A hedge-fund mimicking ETF that has trounced the S&P 500 this year and lured $1 billion of inflows along the way is taking the trade across the Atlantic — just as the trend-following strategy starts to cool.

Dynamic Beta investments and iM Global Partner is launching the iMGP DBi Managed Futures Fund, a European take on the US-listed DBi Managed Futures Strategy ETF (ticker DBMF), according to a Tuesday press release.

The investing style takes long and short positions in the derivatives market in order to ride the momentum of asset prices — a big winner this year as the one-way inflation trade sparked consistent moves across currencies, stocks and bonds.

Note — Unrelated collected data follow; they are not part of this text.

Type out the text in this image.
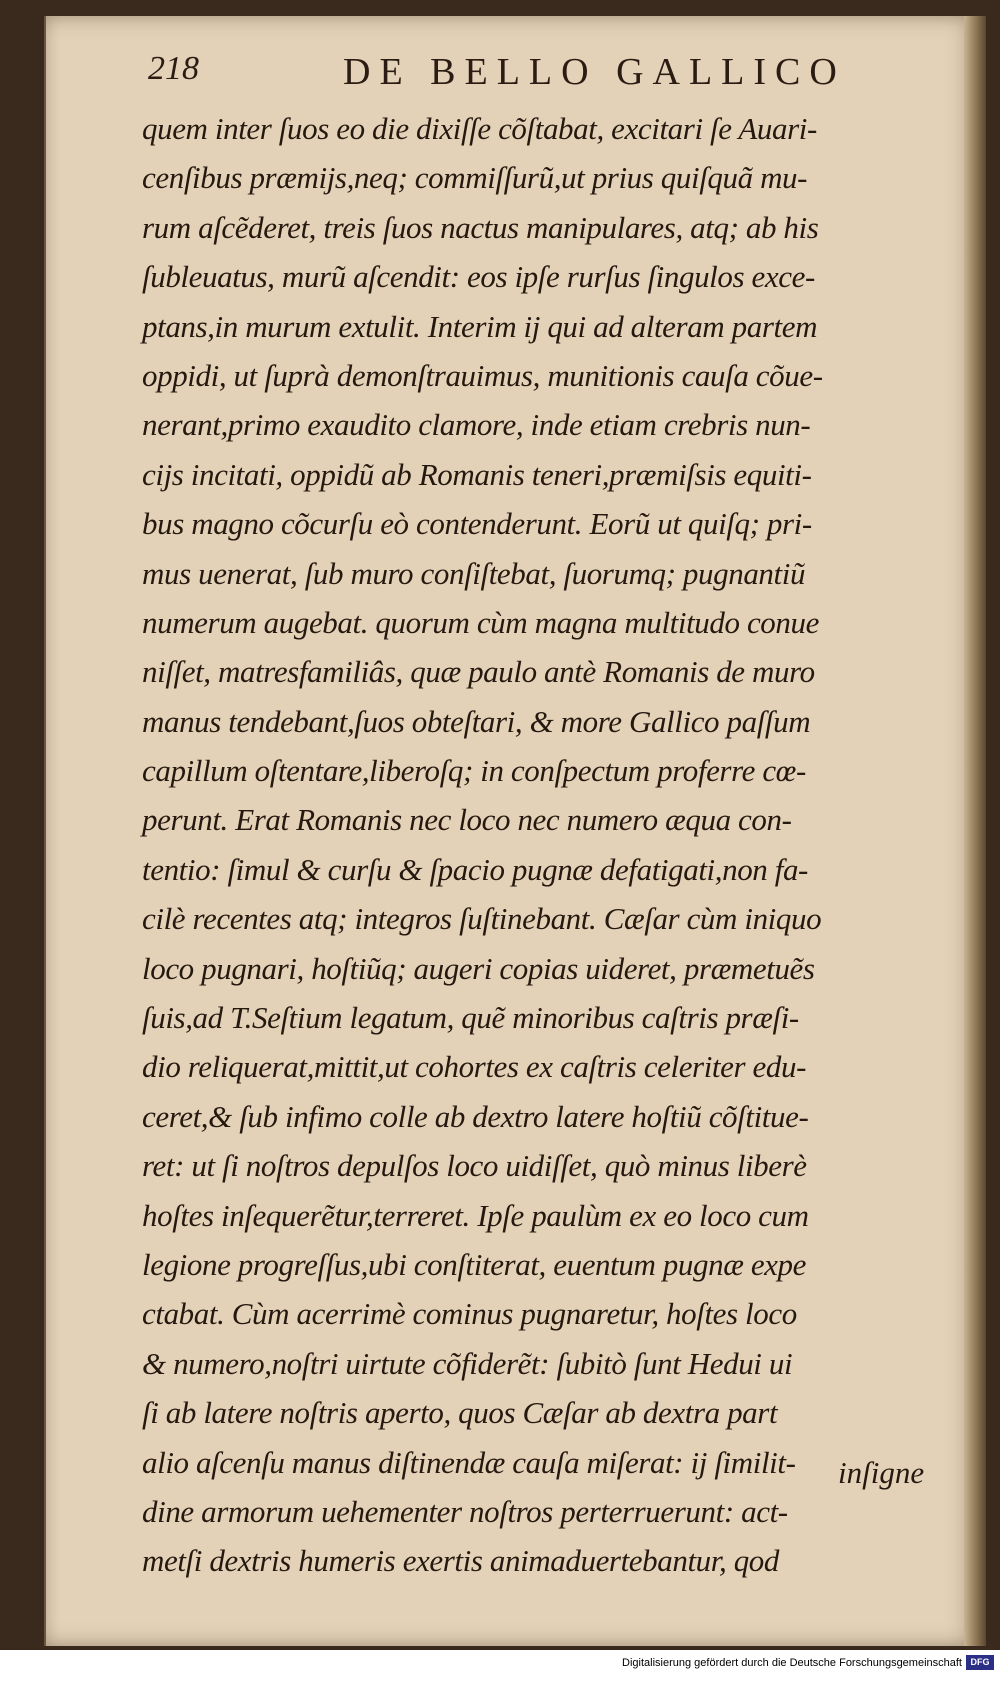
218	DE BELLO GALLICO
quem inter ſuos eo die dixiſſe cõſtabat, excitari ſe Auari-
cenſibus præmijs,neq; commiſſurũ,ut prius quiſquã mu-
rum aſcẽderet, treis ſuos nactus manipulares, atq; ab his
ſubleuatus, murũ aſcendit: eos ipſe rurſus ſingulos exce-
ptans,in murum extulit. Interim ij qui ad alteram partem
oppidi, ut ſuprà demonſtrauimus, munitionis cauſa cõue-
nerant,primo exaudito clamore, inde etiam crebris nun-
cijs incitati, oppidũ ab Romanis teneri,præmiſsis equiti-
bus magno cõcurſu eò contenderunt. Eorũ ut quiſq; pri-
mus uenerat, ſub muro conſiſtebat, ſuorumq; pugnantiũ
numerum augebat. quorum cùm magna multitudo conue
niſſet, matresfamiliâs, quæ paulo antè Romanis de muro
manus tendebant,ſuos obteſtari, & more Gallico paſſum
capillum oſtentare,liberoſq; in conſpectum proferre cœ-
perunt. Erat Romanis nec loco nec numero æqua con-
tentio: ſimul & curſu & ſpacio pugnæ defatigati,non fa-
cilè recentes atq; integros ſuſtinebant. Cæſar cùm iniquo
loco pugnari, hoſtiũq; augeri copias uideret, præmetuẽs
ſuis,ad T.Seſtium legatum, quẽ minoribus caſtris præſi-
dio reliquerat,mittit,ut cohortes ex caſtris celeriter edu-
ceret,& ſub infimo colle ab dextro latere hoſtiũ cõſtitue-
ret: ut ſi noſtros depulſos loco uidiſſet, quò minus liberè
hoſtes inſequerẽtur,terreret. Ipſe paulùm ex eo loco cum
legione progreſſus,ubi conſtiterat, euentum pugnæ expe
ctabat. Cùm acerrimè cominus pugnaretur, hoſtes loco
& numero,noſtri uirtute cõfiderẽt: ſubitò ſunt Hedui ui
ſi ab latere noſtris aperto, quos Cæſar ab dextra part
alio aſcenſu manus diſtinendæ cauſa miſerat: ij ſimilit-
dine armorum uehementer noſtros perterruerunt: act-
metſi dextris humeris exertis animaduertebantur, qod
inſigne
Digitalisierung gefördert durch die Deutsche Forschungsgemeinschaft DFG
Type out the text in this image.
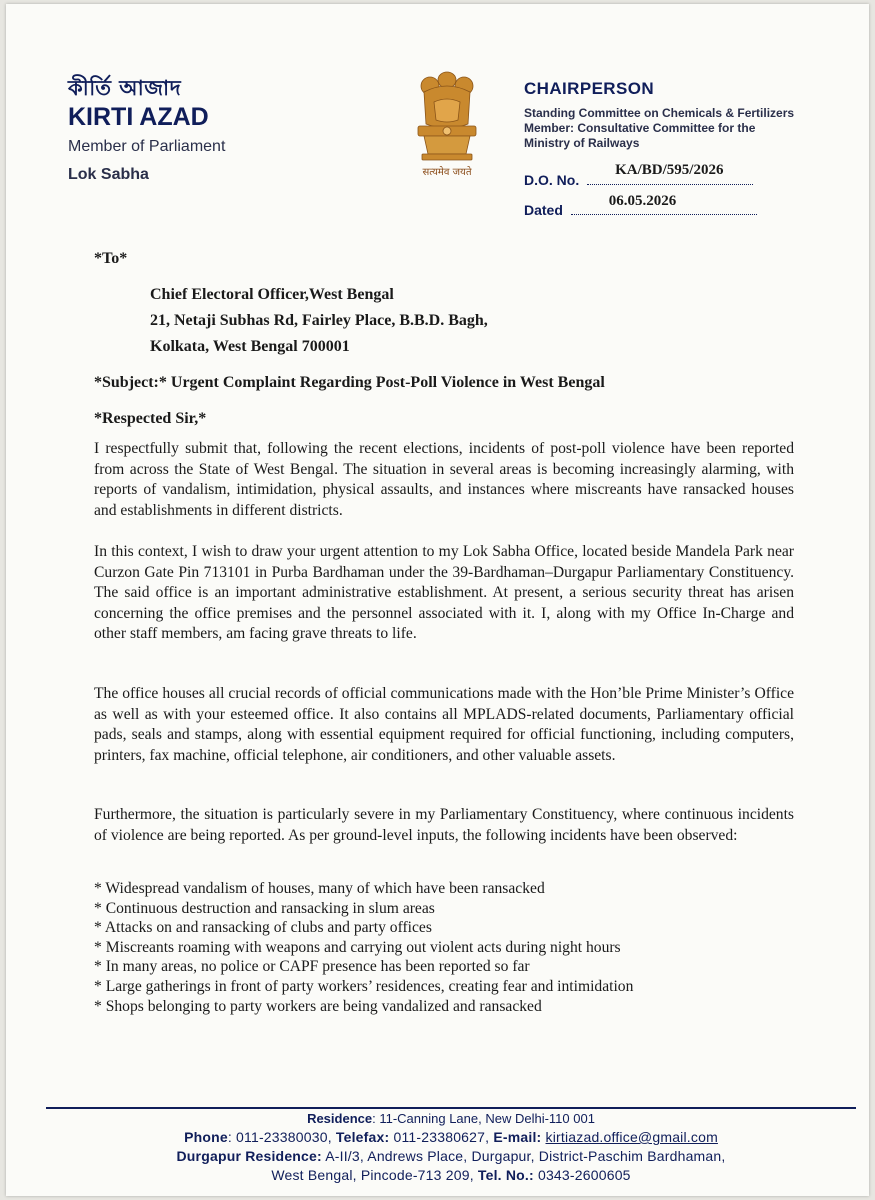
কীর্তি আজাদ
KIRTI AZAD
Member of Parliament
Lok Sabha	सत्यमेव जयते
CHAIRPERSON
Standing Committee on Chemicals & Fertilizers
Member: Consultative Committee for the
Ministry of Railways
D.O. No.
KA/BD/595/2026
Dated
06.05.2026
*To*
Chief Electoral Officer,West Bengal
21, Netaji Subhas Rd, Fairley Place, B.B.D. Bagh,
Kolkata, West Bengal 700001
*Subject:* Urgent Complaint Regarding Post-Poll Violence in West Bengal
*Respected Sir,*

I respectfully submit that, following the recent elections, incidents of post-poll violence have been reported from across the State of West Bengal. The situation in several areas is becoming increasingly alarming, with reports of vandalism, intimidation, physical assaults, and instances where miscreants have ransacked houses and establishments in different districts.

In this context, I wish to draw your urgent attention to my Lok Sabha Office, located beside Mandela Park near Curzon Gate Pin 713101 in Purba Bardhaman under the 39-Bardhaman–Durgapur Parliamentary Constituency. The said office is an important administrative establishment. At present, a serious security threat has arisen concerning the office premises and the personnel associated with it. I, along with my Office In-Charge and other staff members, am facing grave threats to life.

The office houses all crucial records of official communications made with the Hon’ble Prime Minister’s Office as well as with your esteemed office. It also contains all MPLADS-related documents, Parliamentary official pads, seals and stamps, along with essential equipment required for official functioning, including computers, printers, fax machine, official telephone, air conditioners, and other valuable assets.

Furthermore, the situation is particularly severe in my Parliamentary Constituency, where continuous incidents of violence are being reported. As per ground-level inputs, the following incidents have been observed:

* Widespread vandalism of houses, many of which have been ransacked
* Continuous destruction and ransacking in slum areas
* Attacks on and ransacking of clubs and party offices
* Miscreants roaming with weapons and carrying out violent acts during night hours
* In many areas, no police or CAPF presence has been reported so far
* Large gatherings in front of party workers’ residences, creating fear and intimidation
* Shops belonging to party workers are being vandalized and ransacked
Residence: 11-Canning Lane, New Delhi-110 001
Phone: 011-23380030, Telefax: 011-23380627, E-mail: kirtiazad.office@gmail.com
Durgapur Residence: A-II/3, Andrews Place, Durgapur, District-Paschim Bardhaman,
West Bengal, Pincode-713 209, Tel. No.: 0343-2600605
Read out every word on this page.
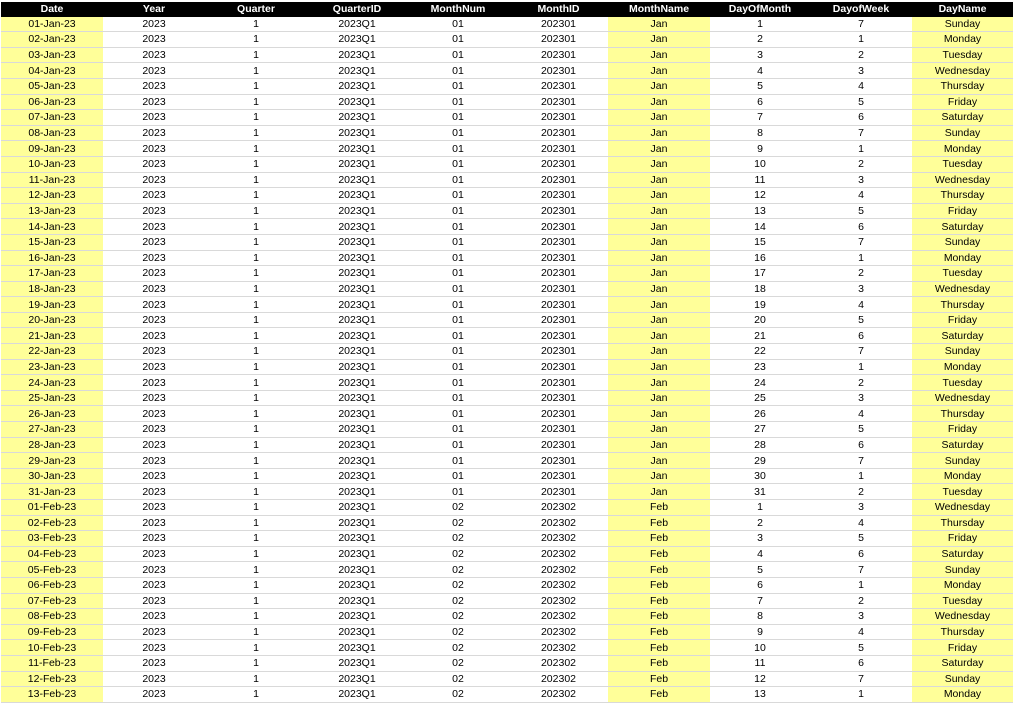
Date	Year	Quarter	QuarterID	MonthNum	MonthID	MonthName	DayOfMonth	DayofWeek	DayName
01-Jan-23	2023	1	2023Q1	01	202301	Jan	1	7	Sunday
02-Jan-23	2023	1	2023Q1	01	202301	Jan	2	1	Monday
03-Jan-23	2023	1	2023Q1	01	202301	Jan	3	2	Tuesday
04-Jan-23	2023	1	2023Q1	01	202301	Jan	4	3	Wednesday
05-Jan-23	2023	1	2023Q1	01	202301	Jan	5	4	Thursday
06-Jan-23	2023	1	2023Q1	01	202301	Jan	6	5	Friday
07-Jan-23	2023	1	2023Q1	01	202301	Jan	7	6	Saturday
08-Jan-23	2023	1	2023Q1	01	202301	Jan	8	7	Sunday
09-Jan-23	2023	1	2023Q1	01	202301	Jan	9	1	Monday
10-Jan-23	2023	1	2023Q1	01	202301	Jan	10	2	Tuesday
11-Jan-23	2023	1	2023Q1	01	202301	Jan	11	3	Wednesday
12-Jan-23	2023	1	2023Q1	01	202301	Jan	12	4	Thursday
13-Jan-23	2023	1	2023Q1	01	202301	Jan	13	5	Friday
14-Jan-23	2023	1	2023Q1	01	202301	Jan	14	6	Saturday
15-Jan-23	2023	1	2023Q1	01	202301	Jan	15	7	Sunday
16-Jan-23	2023	1	2023Q1	01	202301	Jan	16	1	Monday
17-Jan-23	2023	1	2023Q1	01	202301	Jan	17	2	Tuesday
18-Jan-23	2023	1	2023Q1	01	202301	Jan	18	3	Wednesday
19-Jan-23	2023	1	2023Q1	01	202301	Jan	19	4	Thursday
20-Jan-23	2023	1	2023Q1	01	202301	Jan	20	5	Friday
21-Jan-23	2023	1	2023Q1	01	202301	Jan	21	6	Saturday
22-Jan-23	2023	1	2023Q1	01	202301	Jan	22	7	Sunday
23-Jan-23	2023	1	2023Q1	01	202301	Jan	23	1	Monday
24-Jan-23	2023	1	2023Q1	01	202301	Jan	24	2	Tuesday
25-Jan-23	2023	1	2023Q1	01	202301	Jan	25	3	Wednesday
26-Jan-23	2023	1	2023Q1	01	202301	Jan	26	4	Thursday
27-Jan-23	2023	1	2023Q1	01	202301	Jan	27	5	Friday
28-Jan-23	2023	1	2023Q1	01	202301	Jan	28	6	Saturday
29-Jan-23	2023	1	2023Q1	01	202301	Jan	29	7	Sunday
30-Jan-23	2023	1	2023Q1	01	202301	Jan	30	1	Monday
31-Jan-23	2023	1	2023Q1	01	202301	Jan	31	2	Tuesday
01-Feb-23	2023	1	2023Q1	02	202302	Feb	1	3	Wednesday
02-Feb-23	2023	1	2023Q1	02	202302	Feb	2	4	Thursday
03-Feb-23	2023	1	2023Q1	02	202302	Feb	3	5	Friday
04-Feb-23	2023	1	2023Q1	02	202302	Feb	4	6	Saturday
05-Feb-23	2023	1	2023Q1	02	202302	Feb	5	7	Sunday
06-Feb-23	2023	1	2023Q1	02	202302	Feb	6	1	Monday
07-Feb-23	2023	1	2023Q1	02	202302	Feb	7	2	Tuesday
08-Feb-23	2023	1	2023Q1	02	202302	Feb	8	3	Wednesday
09-Feb-23	2023	1	2023Q1	02	202302	Feb	9	4	Thursday
10-Feb-23	2023	1	2023Q1	02	202302	Feb	10	5	Friday
11-Feb-23	2023	1	2023Q1	02	202302	Feb	11	6	Saturday
12-Feb-23	2023	1	2023Q1	02	202302	Feb	12	7	Sunday
13-Feb-23	2023	1	2023Q1	02	202302	Feb	13	1	Monday
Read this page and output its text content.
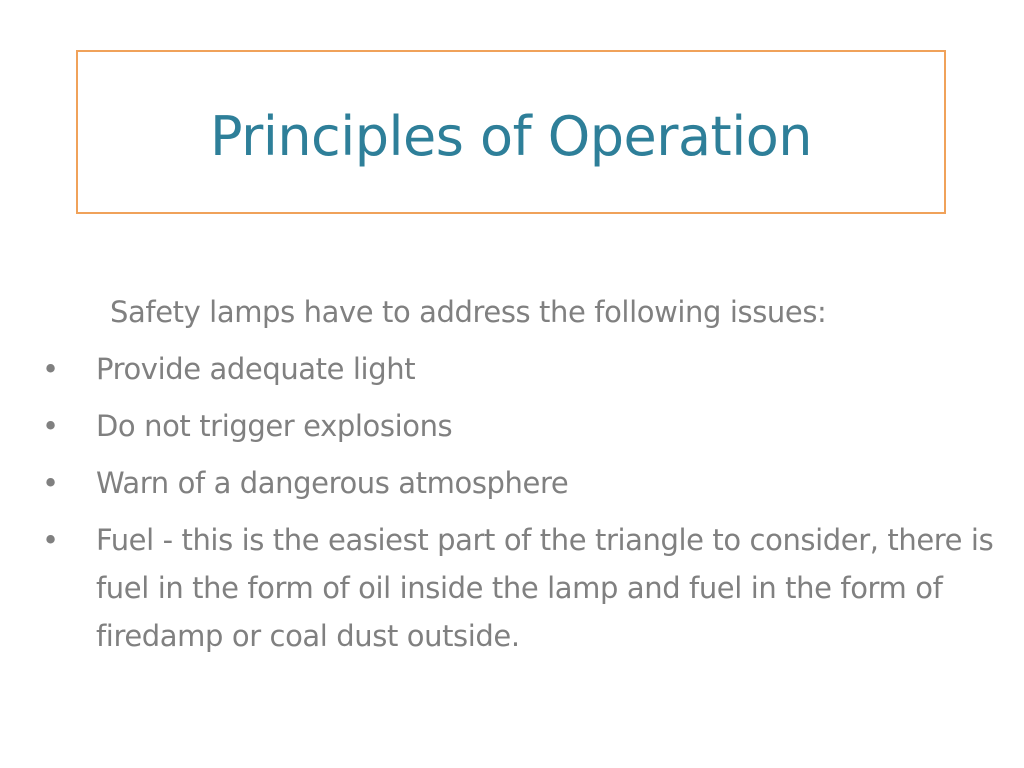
Principles of Operation
Safety lamps have to address the following issues:
• Provide adequate light
• Do not trigger explosions
• Warn of a dangerous atmosphere
• Fuel - this is the easiest part of the triangle to consider, there is fuel in the form of oil inside the lamp and fuel in the form of firedamp or coal dust outside.
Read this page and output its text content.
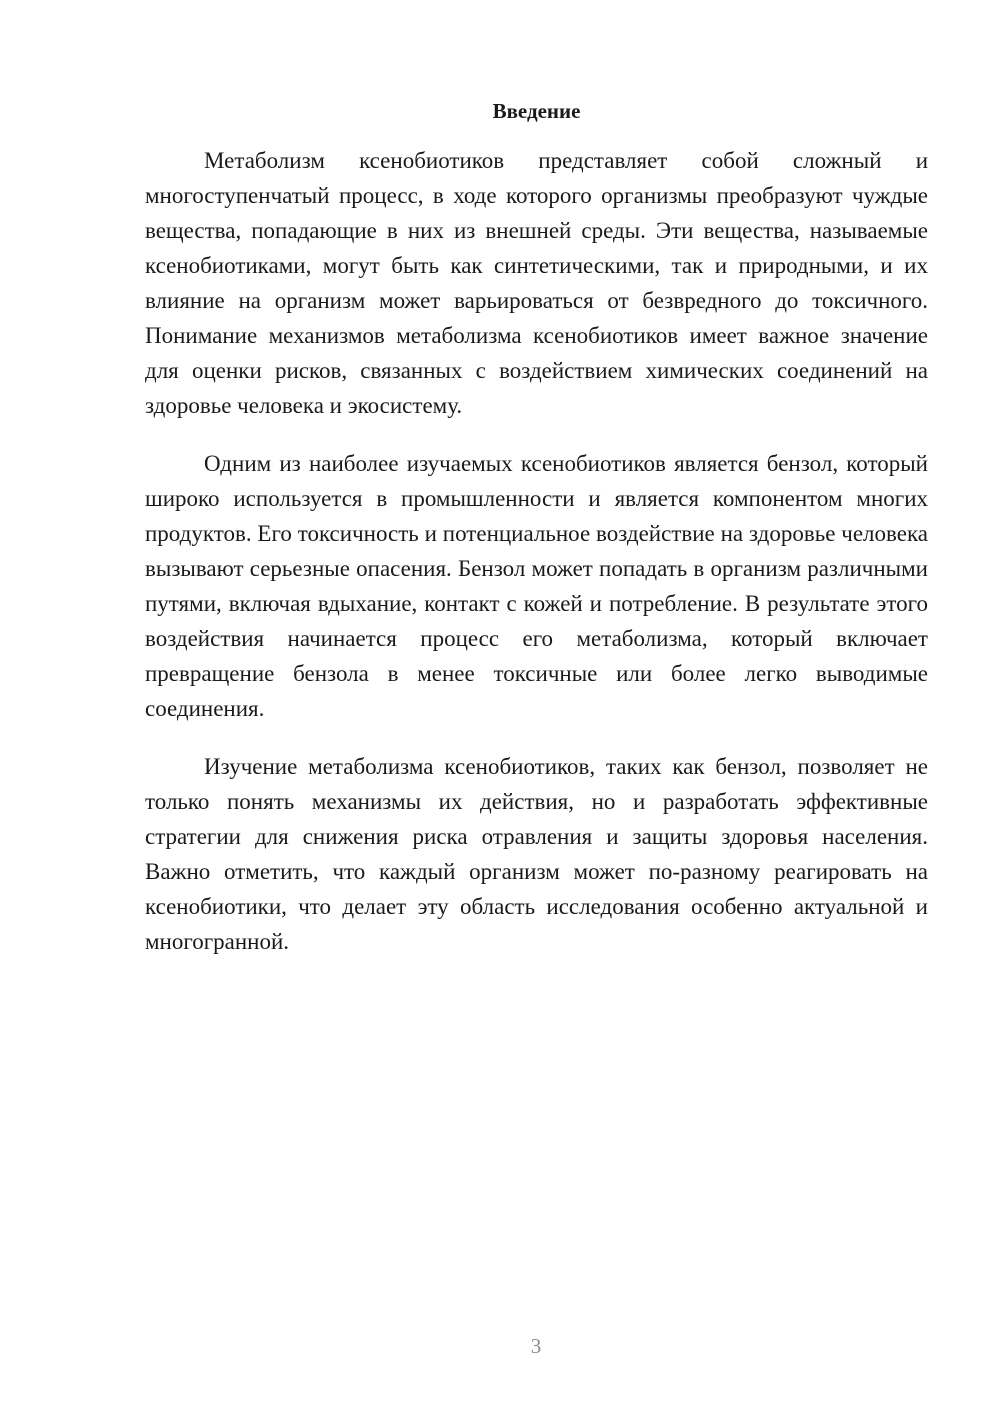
Введение

Метаболизм ксенобиотиков представляет собой сложный и многоступенчатый процесс, в ходе которого организмы преобразуют чуждые вещества, попадающие в них из внешней среды. Эти вещества, называемые ксенобиотиками, могут быть как синтетическими, так и природными, и их влияние на организм может варьироваться от безвредного до токсичного. Понимание механизмов метаболизма ксенобиотиков имеет важное значение для оценки рисков, связанных с воздействием химических соединений на здоровье человека и экосистему.

Одним из наиболее изучаемых ксенобиотиков является бензол, который широко используется в промышленности и является компонентом многих продуктов. Его токсичность и потенциальное воздействие на здоровье человека вызывают серьезные опасения. Бензол может попадать в организм различными путями, включая вдыхание, контакт с кожей и потребление. В результате этого воздействия начинается процесс его метаболизма, который включает превращение бензола в менее токсичные или более легко выводимые соединения.

Изучение метаболизма ксенобиотиков, таких как бензол, позволяет не только понять механизмы их действия, но и разработать эффективные стратегии для снижения риска отравления и защиты здоровья населения. Важно отметить, что каждый организм может по-разному реагировать на ксенобиотики, что делает эту область исследования особенно актуальной и многогранной.

3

The original US strategy has returned a whopping 22% in 2022, boasting $1.05 billion in assets versus just $63 million a year ago, while the US equity benchmark has shed 14%.

The outlook for the trade is darkening, however, with markets facing a potential regime shift from a brewing economic downturn that undercuts inflation. The price of DBMF has already dropped about 9% from its year-to-date highs notched last month, as investors bet that rampant consumer price growth may have peaked.

While the new version isn't an ETF, it will follow the same strategy of seeking to replicate the pre-fee performance of a pool of hedge funds using a portfolio of futures contracts across assets.

"The success of our US domiciled ETF strategy (DBMF) has led to European clients asking if we are planning to launch a UCITS version and this is it," said Jamie Hammond, deputy CEO of iM Global Partner.

The Undertakings for Collective Investment in Transferable Securities, or UCITS, is a regulatory framework in Europe for pooled investment vehicles that provide enhanced investor protections.

A formal launch for the fund is targeted for January, Hammond said.